Die Idee, Wohnraum großflächig so zu planen, dass er Klima und Konto schont, ist derweil schon lange überfällig. Unterm Strich bleibt das „Haus fast ohne Heizung“ zunächst aber ein mutiges Experiment. Erst am gebauten Beispiel kann die Theorie in der Praxis getestet werden.
Stimmen
- Der bayerische Bauminister Christian Bernreiter ist vom „Haus fast ohne Heizung“ überzeugt: „Bei diesem Projekt haben engagierte Bauherren gemeinsam mit erfahrenen Planern innovative Konzepte entwickelt, die das Bauen vereinfachen und Kosten senken. Der Verzicht auf eine Unterkellerung oder auf eine aufwändige Gebäudetechnik beeinträchtigt nicht die Wohnqualität. Im Gegenteil – dadurch wird der Betrieb kostengünstiger. Davon profitieren auch die Mieter.“
- Auch Norbert Gebbeken, Präsident der Bayerischen Ingenieurekammer-Bau, blickt optimistisch in die Zukunft: „In Bayern arbeiten wir aktuell mit 19 Pilotprojekten an der praktischen Umsetzung. Damit können wir einen wichtigen Beitrag leisten, um das Bauen einfacher, schneller, aber auch nachhaltiger und ressourcenschonender zu gestalten und so mehr bezahlbaren Wohnraum zu schaffen.“
- Florian Becker, Geschäftsführer des Bauherren-Schutzbundes (BSB), weist auf mögliche Risiken hin: „Es ist sehr fraglich, ob Verbraucher von geringeren Planungs- und Produktionskosten tatsächlich profitieren würden oder stattdessen denselben Preis für schlechtere Qualität zahlen müssten. Das Ziel, Bauen einfacher und günstiger zu machen, ist ein notwendiger Schritt. Doch die Umsetzung darf nicht zulasten von Bauqualität und Verbraucherschutz erfolgen.“
Ausblick: Das letzte „Haus fast ohne Heizung“?
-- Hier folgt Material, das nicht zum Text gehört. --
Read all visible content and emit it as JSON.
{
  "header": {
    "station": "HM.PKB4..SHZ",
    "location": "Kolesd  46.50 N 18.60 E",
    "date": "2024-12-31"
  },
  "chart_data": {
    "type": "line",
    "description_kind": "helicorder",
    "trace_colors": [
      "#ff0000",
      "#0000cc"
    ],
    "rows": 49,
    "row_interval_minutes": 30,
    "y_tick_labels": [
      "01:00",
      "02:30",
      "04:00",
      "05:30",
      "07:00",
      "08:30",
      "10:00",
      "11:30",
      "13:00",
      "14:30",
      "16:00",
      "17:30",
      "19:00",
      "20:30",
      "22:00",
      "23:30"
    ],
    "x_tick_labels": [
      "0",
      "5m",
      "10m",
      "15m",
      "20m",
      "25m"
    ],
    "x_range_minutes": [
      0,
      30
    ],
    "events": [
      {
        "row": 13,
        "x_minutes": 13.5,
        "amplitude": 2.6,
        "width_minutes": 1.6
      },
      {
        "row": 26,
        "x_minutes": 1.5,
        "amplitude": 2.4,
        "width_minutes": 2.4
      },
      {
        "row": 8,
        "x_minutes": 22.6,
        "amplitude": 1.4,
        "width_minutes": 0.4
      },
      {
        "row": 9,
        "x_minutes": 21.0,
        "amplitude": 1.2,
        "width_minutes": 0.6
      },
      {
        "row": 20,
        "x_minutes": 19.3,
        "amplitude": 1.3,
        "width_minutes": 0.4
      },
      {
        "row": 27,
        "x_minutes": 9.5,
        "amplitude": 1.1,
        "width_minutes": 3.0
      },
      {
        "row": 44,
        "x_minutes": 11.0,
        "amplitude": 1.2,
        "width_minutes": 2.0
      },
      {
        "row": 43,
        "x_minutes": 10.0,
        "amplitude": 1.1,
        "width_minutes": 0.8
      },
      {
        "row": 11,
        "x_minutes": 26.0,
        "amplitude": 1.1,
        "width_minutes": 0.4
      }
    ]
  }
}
Wenn das „Haus fast ohne Heizung“ in der Praxis von Erfolg gekrönt sein sollte, würde Bayern zum Baukasten für klimafreundliches und kostengünstiges Wohnen werden. Das Projekt könnte zudem deutschlandweit Schule machen.
Damit das gelingt, braucht es jedoch ein solides rechtliches Fundament. Andernfalls droht ein Konzept, das sich im Paragrafendschungel verheddert. Dafür braucht es ein Gesetz, das keine Schlupflöcher beinhaltet, um sowohl Mieter als auch Bauherren zu schützen.
Die Politik ist deshalb gefragt, das Projekt in ein stabiles Modell zu übersetzen. Sollte das gelingen, könnte das „Haus fast ohne Heizung“ auf breite Akzeptanz treffen – vor allem bei einer hohen Kostenersparnis. Scheitert das Vorhaben, bleibt es ein architektonischer Heizlüfter.